I'm experiencing the same problems with EC2 slaves.
We're using a custom AWS Linux AMI and slaves that terminate after 30 minutes of inactivity, instance type C3Large.
At seemingly random moments, slaves lose connectivity.
Sometimes the slaves run fine for a while, sometimes a few lose connectivity in a row.
Symptoms:
- no more build output is added in the build console log
- the slave goes offline
- the slave is accessible trough SSH, but the slave.jar Java process isn't running anymore
We experimented with ClientAliveInterval 15 in the sshd config on the slave; didn't help.
I added process list logging to see what happens.
The slave process disappears without anything strange noticable (except for a disconnect on the master).

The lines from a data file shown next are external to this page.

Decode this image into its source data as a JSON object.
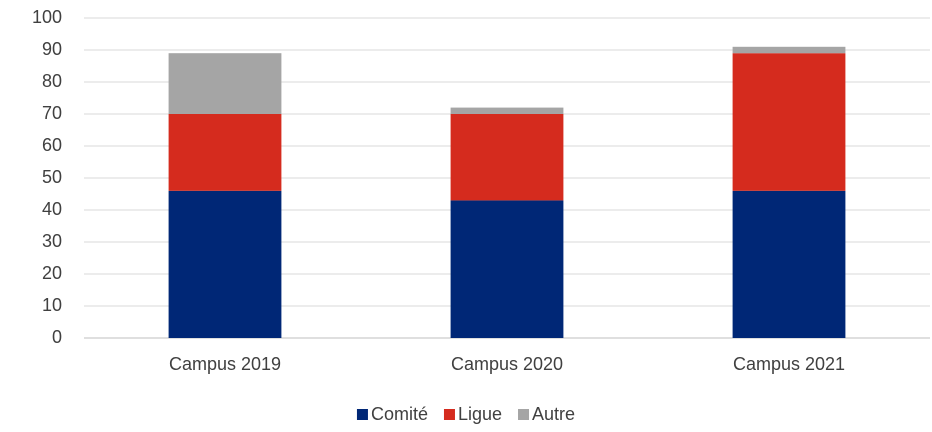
{
  "chart_data": {
    "type": "stacked_bar",
    "categories": [
      "Campus 2019",
      "Campus 2020",
      "Campus 2021"
    ],
    "series": [
      {
        "name": "Comité",
        "color": "#002776",
        "values": [
          46,
          43,
          46
        ]
      },
      {
        "name": "Ligue",
        "color": "#d52b1e",
        "values": [
          24,
          27,
          43
        ]
      },
      {
        "name": "Autre",
        "color": "#a5a5a5",
        "values": [
          19,
          2,
          2
        ]
      }
    ],
    "ylim": [
      0,
      100
    ],
    "yticks": [
      0,
      10,
      20,
      30,
      40,
      50,
      60,
      70,
      80,
      90,
      100
    ],
    "grid": true,
    "legend": "bottom"
  }
}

This can mean that either the slave Java process terminates unexpectedly, or the ssh connection terminated through a timeout.
Looking at the logging, the latter seems to be happening. Around the second that the slave process disappears from the process list, the following logging appears in /var/log/secure:
Feb 3 11:24:43 ip-10-4-33-150 sshd[2243]: Timeout, client not responding.
Feb 3 11:24:43 ip-10-4-33-150 sshd[2241]: pam_unix(sshd:session): session closed for user ec2-user
That means that sshd is terminating the connection.
On another build environment with pratically the same setup (Ubuntu AMI), we don't see the disconnects.
I compared the two sshd config files on the slaves.
Noticeable difference:
- the Ubuntu slave (no disconnects) has "TCPKeepAlive yes" in its sshd_config, and no ClientAliveInterval/ClientAliveCountMax set
- the AWS Linux slave (disconnect issues) has TCPKeepAlive not set (commented out), ClientAliveInterval 15 and ClientAliveCountMax not set
The next thing we're going to try is to remove ClientAliveInterval and enable "TCPKeepAlive yes" on the AWS Linux slave.